Prior to his next actual pass, Costello steps up and runs for a big gain up the right sideline. It was ruled a sack but honestly, I think Costello took off before he would have been tackled.
Release Time: 3.01
Stanford did some really interesting stuff with routes on this play. The Cardinal ran a double-shallow cross combination with Jay Tyler dragging across one receiver and then undercutting a second receiver, in this case Paxton Segina. All the traffic frees up Segina, and Costello hits him on the cross for an eight-yard gain. K.J. looked poised on the play.
Release Time: 2.51
Costello runs play action again, and then misses Harrington on a medium cross. This pass had too much heat on it, but the window was tight, and again K.J. had good feet on this play.
On his next dropback, Costello is sacked by Mike Tyler, who had a fantastic game. He beat Devery Hamilton, who did not. The play was over in 2.43 seconds, so again, this really wasn’t K.J.’s fault.

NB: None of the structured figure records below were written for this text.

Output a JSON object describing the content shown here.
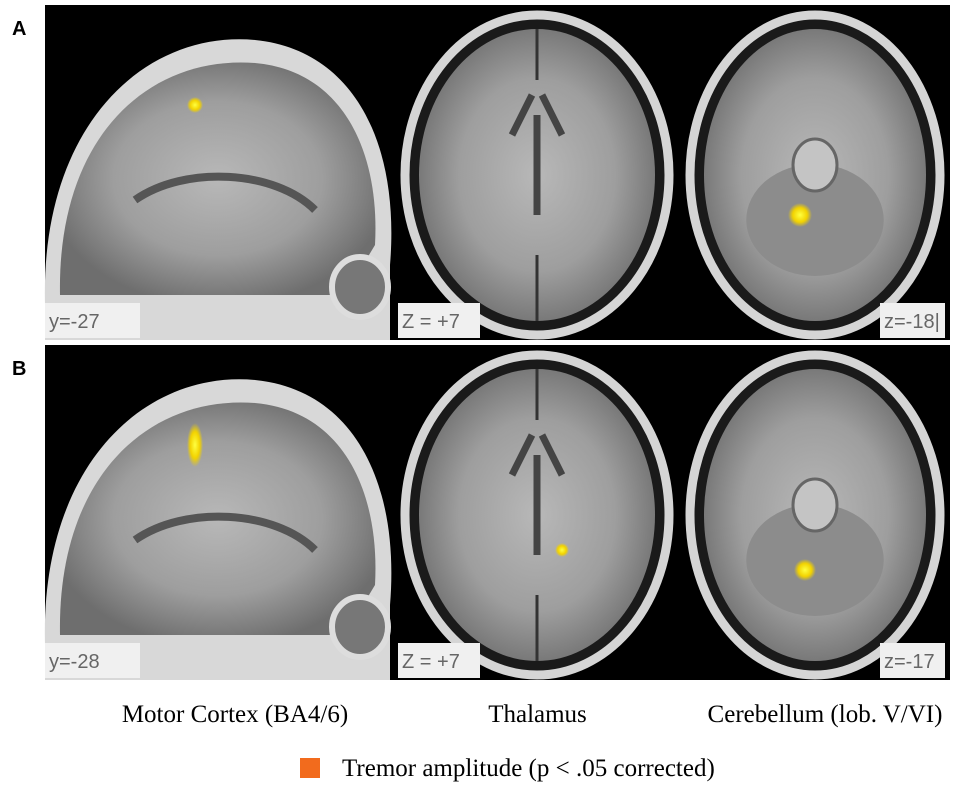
{
  "panels": [
    {
      "label": "A",
      "slices": [
        "y=-27",
        "Z = +7",
        "z=-18|"
      ]
    },
    {
      "label": "B",
      "slices": [
        "y=-28",
        "Z = +7",
        "z=-17"
      ]
    }
  ],
  "columns": [
    "Motor Cortex (BA4/6)",
    "Thalamus",
    "Cerebellum (lob. V/VI)"
  ],
  "legend": {
    "label": "Tremor amplitude (p < .05 corrected)",
    "color": "#f26b1d"
  }
}
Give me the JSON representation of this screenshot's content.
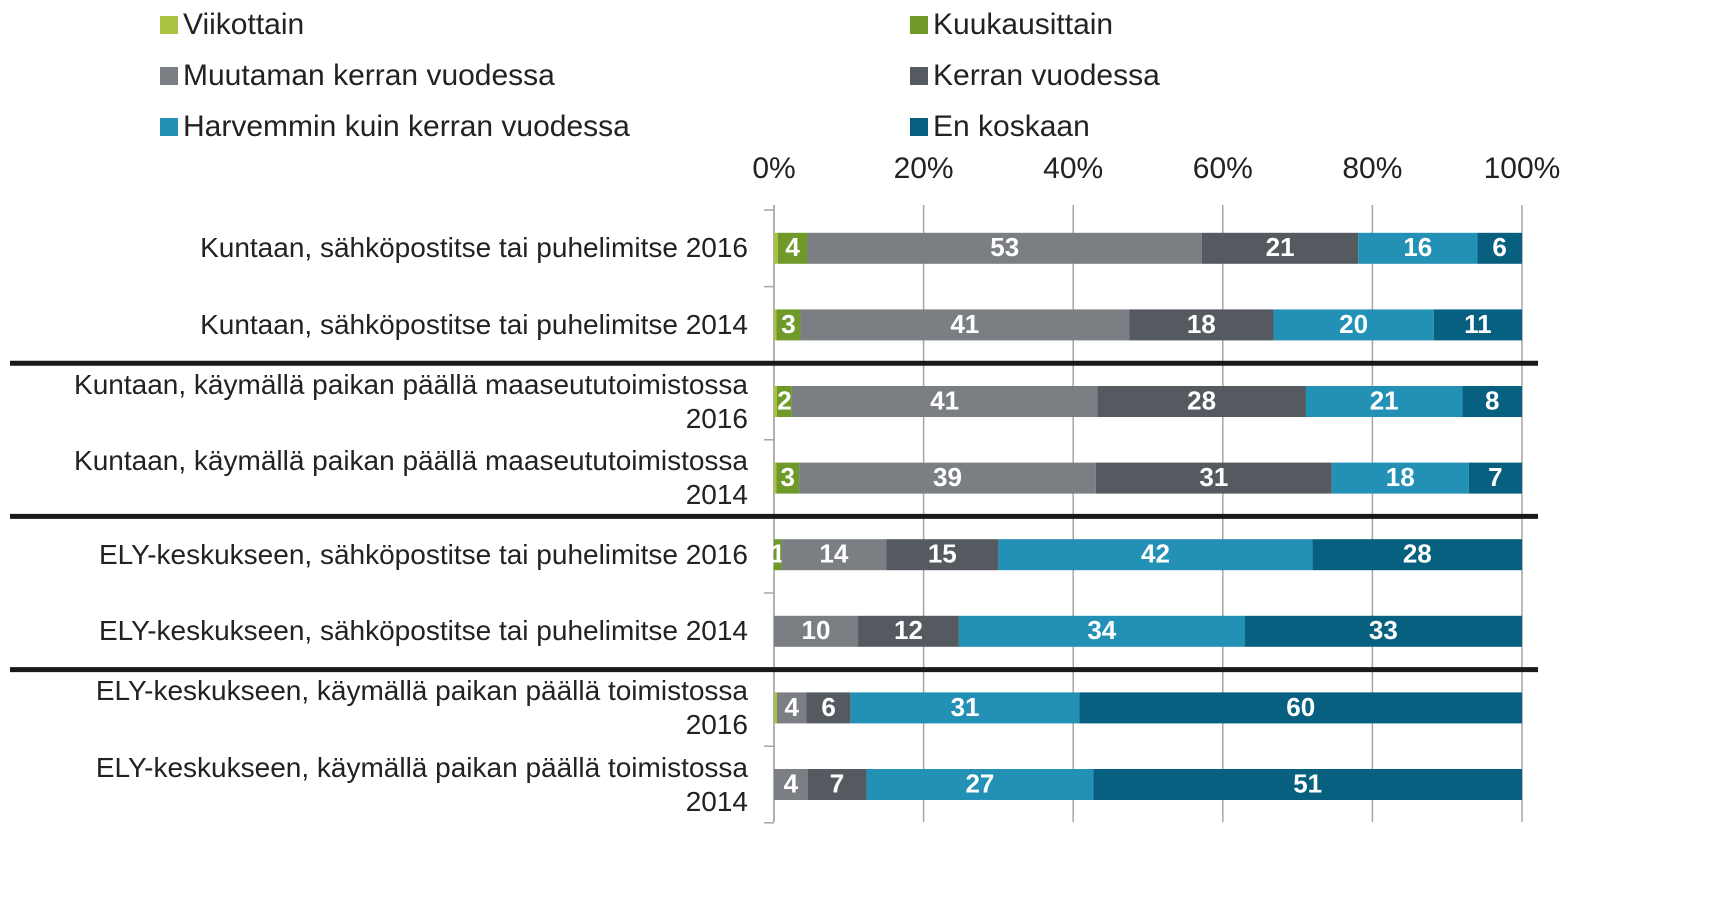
{
  "chart_data": {
    "type": "bar",
    "orientation": "horizontal",
    "stacking": "percent",
    "categories": [
      "Kuntaan, sähköpostitse tai puhelimitse 2016",
      "Kuntaan, sähköpostitse tai puhelimitse 2014",
      "Kuntaan, käymällä paikan päällä maaseututoimistossa 2016",
      "Kuntaan, käymällä paikan päällä maaseututoimistossa 2014",
      "ELY-keskukseen, sähköpostitse tai puhelimitse 2016",
      "ELY-keskukseen, sähköpostitse tai puhelimitse 2014",
      "ELY-keskukseen, käymällä paikan päällä toimistossa 2016",
      "ELY-keskukseen, käymällä paikan päällä toimistossa 2014"
    ],
    "series": [
      {
        "name": "Viikottain",
        "color": "#a9c23f",
        "values": [
          0.5,
          0.3,
          0.4,
          0.3,
          0,
          0,
          0.4,
          0
        ],
        "value_labels": [
          null,
          null,
          null,
          null,
          null,
          null,
          null,
          null
        ]
      },
      {
        "name": "Kuukausittain",
        "color": "#6f9a2a",
        "values": [
          4,
          3,
          2,
          3,
          1,
          0,
          0,
          0
        ]
      },
      {
        "name": "Muutaman kerran vuodessa",
        "color": "#7b7f84",
        "values": [
          53,
          41,
          41,
          39,
          14,
          10,
          4,
          4
        ]
      },
      {
        "name": "Kerran vuodessa",
        "color": "#545a60",
        "values": [
          21,
          18,
          28,
          31,
          15,
          12,
          6,
          7
        ]
      },
      {
        "name": "Harvemmin kuin kerran vuodessa",
        "color": "#2391b5",
        "values": [
          16,
          20,
          21,
          18,
          42,
          34,
          31,
          27
        ]
      },
      {
        "name": "En koskaan",
        "color": "#086080",
        "values": [
          6,
          11,
          8,
          7,
          28,
          33,
          60,
          51
        ]
      }
    ],
    "xlim": [
      0,
      100
    ],
    "xticks": [
      {
        "value": 0,
        "label": "0%"
      },
      {
        "value": 20,
        "label": "20%"
      },
      {
        "value": 40,
        "label": "40%"
      },
      {
        "value": 60,
        "label": "60%"
      },
      {
        "value": 80,
        "label": "80%"
      },
      {
        "value": 100,
        "label": "100%"
      }
    ],
    "grid": true,
    "legend": "top"
  }
}
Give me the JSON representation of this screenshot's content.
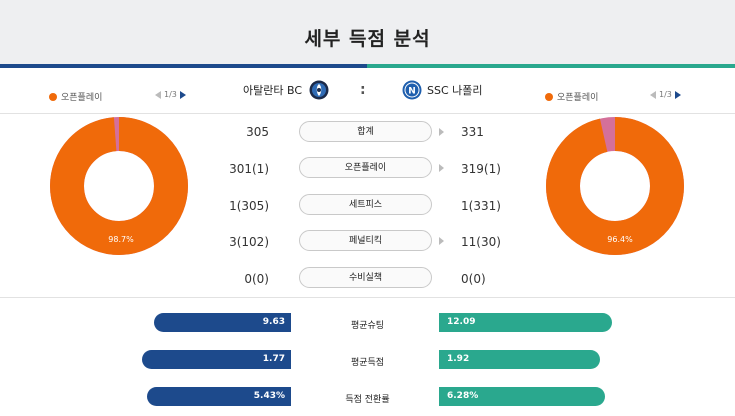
{
  "title": "세부 득점 분석",
  "teams": {
    "home": {
      "name": "아탈란타 BC",
      "crest_icon": "atalanta-crest-icon",
      "color": "#1d4a8c"
    },
    "away": {
      "name": "SSC 나폴리",
      "crest_icon": "napoli-crest-icon",
      "color": "#2aa88e"
    },
    "separator": ":"
  },
  "left_panel": {
    "legend_label": "오픈플레이",
    "legend_color": "#f06a0a",
    "pager": "1/3",
    "donut_label": "98.7%",
    "donut_fraction": 0.987,
    "donut_colors": [
      "#f06a0a",
      "#d4709a"
    ]
  },
  "right_panel": {
    "legend_label": "오픈플레이",
    "legend_color": "#f06a0a",
    "pager": "1/3",
    "donut_label": "96.4%",
    "donut_fraction": 0.964,
    "donut_colors": [
      "#f06a0a",
      "#d4709a"
    ]
  },
  "stats": [
    {
      "label": "합계",
      "home": "305",
      "away": "331",
      "arrow": true
    },
    {
      "label": "오픈플레이",
      "home": "301(1)",
      "away": "319(1)",
      "arrow": true
    },
    {
      "label": "세트피스",
      "home": "1(305)",
      "away": "1(331)",
      "arrow": false
    },
    {
      "label": "페널티킥",
      "home": "3(102)",
      "away": "11(30)",
      "arrow": true
    },
    {
      "label": "수비실책",
      "home": "0(0)",
      "away": "0(0)",
      "arrow": false
    }
  ],
  "comparisons": [
    {
      "label": "평균슈팅",
      "home": "9.63",
      "away": "12.09",
      "home_value": 9.63,
      "away_value": 12.09
    },
    {
      "label": "평균득점",
      "home": "1.77",
      "away": "1.92",
      "home_value": 1.77,
      "away_value": 1.92
    },
    {
      "label": "득점 전환률",
      "home": "5.43%",
      "away": "6.28%",
      "home_value": 5.43,
      "away_value": 6.28
    }
  ]
}
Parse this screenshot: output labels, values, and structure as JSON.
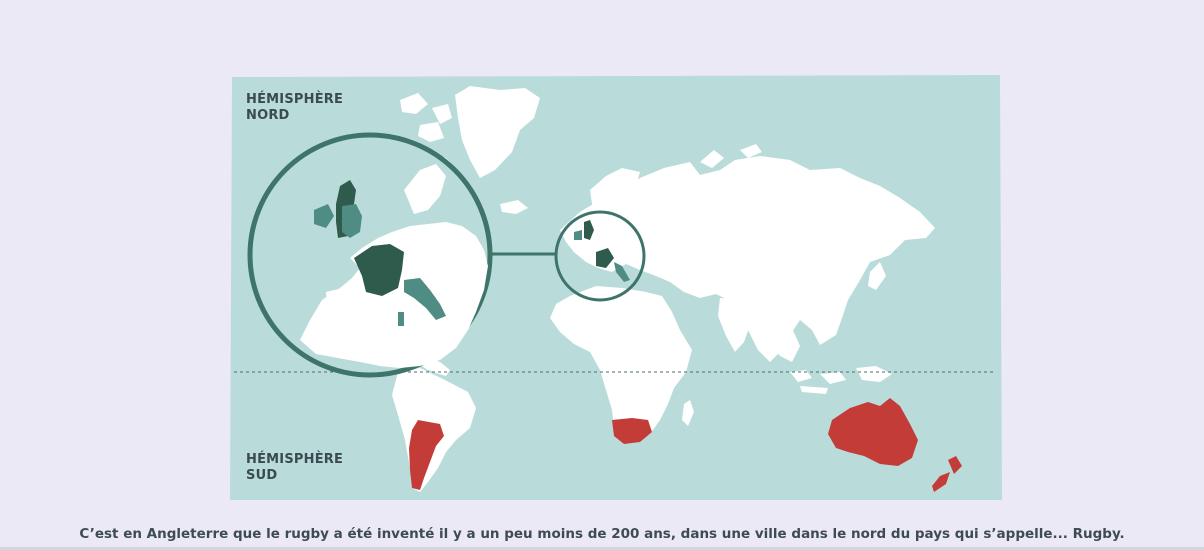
{
  "map": {
    "north_label": [
      "HÉMISPHÈRE",
      "NORD"
    ],
    "south_label": [
      "HÉMISPHÈRE",
      "SUD"
    ],
    "colors": {
      "background": "#ece9f7",
      "ocean": "#b9dcdb",
      "land": "#ffffff",
      "highlight_red": "#c43c38",
      "highlight_dark": "#2f5b4c",
      "highlight_mid": "#4f8c84",
      "circle_stroke": "#3e7469"
    },
    "highlighted_regions": [
      "england",
      "scotland",
      "wales",
      "ireland",
      "france",
      "italy",
      "argentina",
      "south-africa",
      "australia",
      "new-zealand"
    ]
  },
  "caption": "C’est en Angleterre que le rugby a été inventé il y a un peu moins de 200 ans, dans une ville dans le nord du pays qui s’appelle... Rugby."
}
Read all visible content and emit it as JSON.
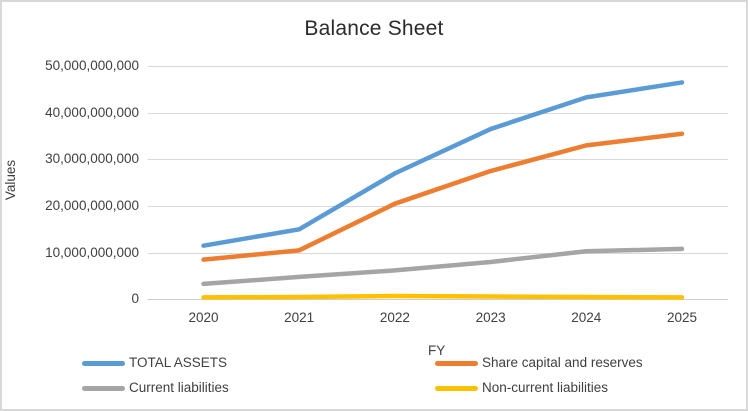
{
  "window": {
    "background": "#ffffff",
    "border_color": "#d8d8d8"
  },
  "chart_data": {
    "type": "line",
    "title": "Balance Sheet",
    "xlabel": "FY",
    "ylabel": "Values",
    "categories": [
      "2020",
      "2021",
      "2022",
      "2023",
      "2024",
      "2025"
    ],
    "series": [
      {
        "name": "TOTAL ASSETS",
        "color": "#5B9BD5",
        "values": [
          11500000000,
          15000000000,
          27000000000,
          36500000000,
          43300000000,
          46500000000
        ]
      },
      {
        "name": "Share capital and reserves",
        "color": "#ED7D31",
        "values": [
          8500000000,
          10500000000,
          20500000000,
          27500000000,
          33000000000,
          35500000000
        ]
      },
      {
        "name": "Current liabilities",
        "color": "#A5A5A5",
        "values": [
          3300000000,
          4800000000,
          6200000000,
          8000000000,
          10300000000,
          10800000000
        ]
      },
      {
        "name": "Non-current liabilities",
        "color": "#FFC000",
        "values": [
          400000000,
          500000000,
          700000000,
          600000000,
          500000000,
          400000000
        ]
      }
    ],
    "ylim": [
      0,
      50000000000
    ],
    "y_ticks": [
      0,
      10000000000,
      20000000000,
      30000000000,
      40000000000,
      50000000000
    ],
    "y_tick_labels": [
      "0",
      "10,000,000,000",
      "20,000,000,000",
      "30,000,000,000",
      "40,000,000,000",
      "50,000,000,000"
    ],
    "grid": true,
    "gridline_color": "#D9D9D9",
    "axis_line_color": "#CDCDCD",
    "legend_position": "bottom-two-columns",
    "text_color": "#404040",
    "title_color": "#2b2b2b"
  }
}
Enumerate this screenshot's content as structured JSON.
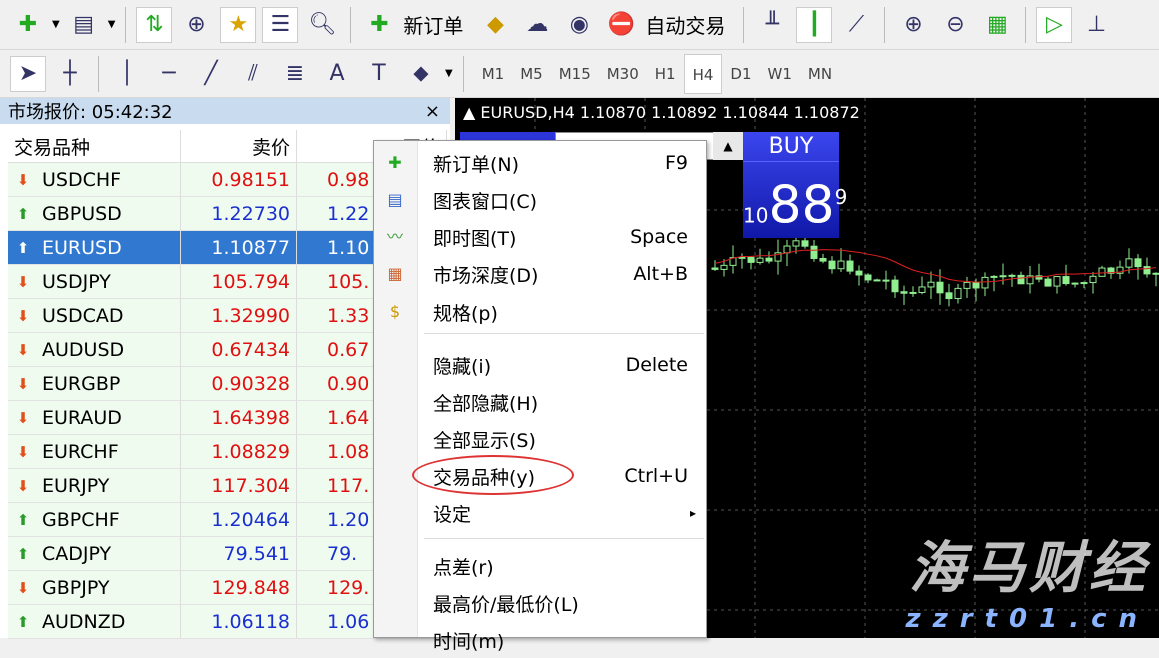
{
  "toolbar1": {
    "items": [
      "new-chart",
      "profiles",
      "market-watch",
      "crosshair-nav",
      "navigator",
      "data-window",
      "strategy-tester"
    ],
    "new_order": "新订单",
    "auto_trading": "自动交易"
  },
  "toolbar2": {
    "timeframes": [
      "M1",
      "M5",
      "M15",
      "M30",
      "H1",
      "H4",
      "D1",
      "W1",
      "MN"
    ],
    "active_timeframe": "H4"
  },
  "market_watch": {
    "title": "市场报价: 05:42:32",
    "close": "×",
    "columns": [
      "交易品种",
      "卖价",
      "买价"
    ],
    "rows": [
      {
        "symbol": "USDCHF",
        "bid": "0.98151",
        "ask": "0.98",
        "dir": "down"
      },
      {
        "symbol": "GBPUSD",
        "bid": "1.22730",
        "ask": "1.22",
        "dir": "up"
      },
      {
        "symbol": "EURUSD",
        "bid": "1.10877",
        "ask": "1.10",
        "dir": "up",
        "selected": true
      },
      {
        "symbol": "USDJPY",
        "bid": "105.794",
        "ask": "105.",
        "dir": "down"
      },
      {
        "symbol": "USDCAD",
        "bid": "1.32990",
        "ask": "1.33",
        "dir": "down"
      },
      {
        "symbol": "AUDUSD",
        "bid": "0.67434",
        "ask": "0.67",
        "dir": "down"
      },
      {
        "symbol": "EURGBP",
        "bid": "0.90328",
        "ask": "0.90",
        "dir": "down"
      },
      {
        "symbol": "EURAUD",
        "bid": "1.64398",
        "ask": "1.64",
        "dir": "down"
      },
      {
        "symbol": "EURCHF",
        "bid": "1.08829",
        "ask": "1.08",
        "dir": "down"
      },
      {
        "symbol": "EURJPY",
        "bid": "117.304",
        "ask": "117.",
        "dir": "down"
      },
      {
        "symbol": "GBPCHF",
        "bid": "1.20464",
        "ask": "1.20",
        "dir": "up"
      },
      {
        "symbol": "CADJPY",
        "bid": "79.541",
        "ask": "79.",
        "dir": "up"
      },
      {
        "symbol": "GBPJPY",
        "bid": "129.848",
        "ask": "129.",
        "dir": "down"
      },
      {
        "symbol": "AUDNZD",
        "bid": "1.06118",
        "ask": "1.06",
        "dir": "up"
      }
    ]
  },
  "chart": {
    "title": "EURUSD,H4  1.10870 1.10892 1.10844 1.10872",
    "buy_label": "BUY",
    "buy_price_small": "10",
    "buy_price_big": "88",
    "buy_price_sup": "9"
  },
  "context_menu": {
    "items": [
      {
        "label": "新订单(N)",
        "shortcut": "F9",
        "icon": "new-order"
      },
      {
        "label": "图表窗口(C)",
        "shortcut": "",
        "icon": "chart-window"
      },
      {
        "label": "即时图(T)",
        "shortcut": "Space",
        "icon": "tick-chart"
      },
      {
        "label": "市场深度(D)",
        "shortcut": "Alt+B",
        "icon": "depth"
      },
      {
        "label": "规格(p)",
        "shortcut": "",
        "icon": "specification"
      },
      {
        "label": "隐藏(i)",
        "shortcut": "Delete"
      },
      {
        "label": "全部隐藏(H)",
        "shortcut": ""
      },
      {
        "label": "全部显示(S)",
        "shortcut": ""
      },
      {
        "label": "交易品种(y)",
        "shortcut": "Ctrl+U",
        "highlighted": true
      },
      {
        "label": "设定",
        "shortcut": "▸"
      },
      {
        "label": "点差(r)",
        "shortcut": ""
      },
      {
        "label": "最高价/最低价(L)",
        "shortcut": ""
      },
      {
        "label": "时间(m)",
        "shortcut": ""
      }
    ]
  },
  "watermark": {
    "text": "海马财经",
    "url": "zzrt01.cn"
  },
  "colors": {
    "up": "#1a2fd0",
    "down": "#e01010",
    "candle": "#90ee90",
    "ma": "#e02020",
    "selected": "#3078d0"
  }
}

The next step was a fumbled exchange. Clearly, nothing to like here, although at least Costello fell on the ball.
Release Time: 3.51
Costello is forced to step up after going through his progressions and hits Scooter Harrington on a shovel pass, for which Harrington paid a severe price. Scooter was popped pretty good on this play, but Costello showed some creativity and again, some decent poise in delivering him the ball.
Costello was sacked in 2.34 seconds.
Release Time: 2.21
Costello makes a big boy throw here, hitting Irwin on a deep out to the right side. The play picks up 13 yards but of course the ball traveled far further than that. Costello had his ups and downs, but he finished with arguably his two best throws of the day.
Release Time: 2.18
From the defense’s 20, Costello let loose his best throw of the day, a gorgeous pass with just enough arc and perfect placement down the left sideline right over Arcega-Whiteside’s shoulder. J.J. could only offer with one hand because his right hand was being held. The play resulted in an incompletion and a pass interference, but it was a great touch pass thrown on balance from Costello.
So obviously the missed throws need to be cleaned up, as does the botched snap. However, Costello made quick, decisive, and good decisions with the ball the vast majority of the day. His mechanics were tight and consistent, which offers hope that the accuracy will come along with reps. He looked comfortable in the pocket, and I’m sure after the coaches saw the film they remained convicted that K.J. is still very much a viable contender for playing time as we creep closer to the 2017 season opener. It’s anybody’s guess how this is all going to shake out, but nothing happened on Saturday (on second look) to suggest there won’t be at least three viable options at quarterback for the Cardinal.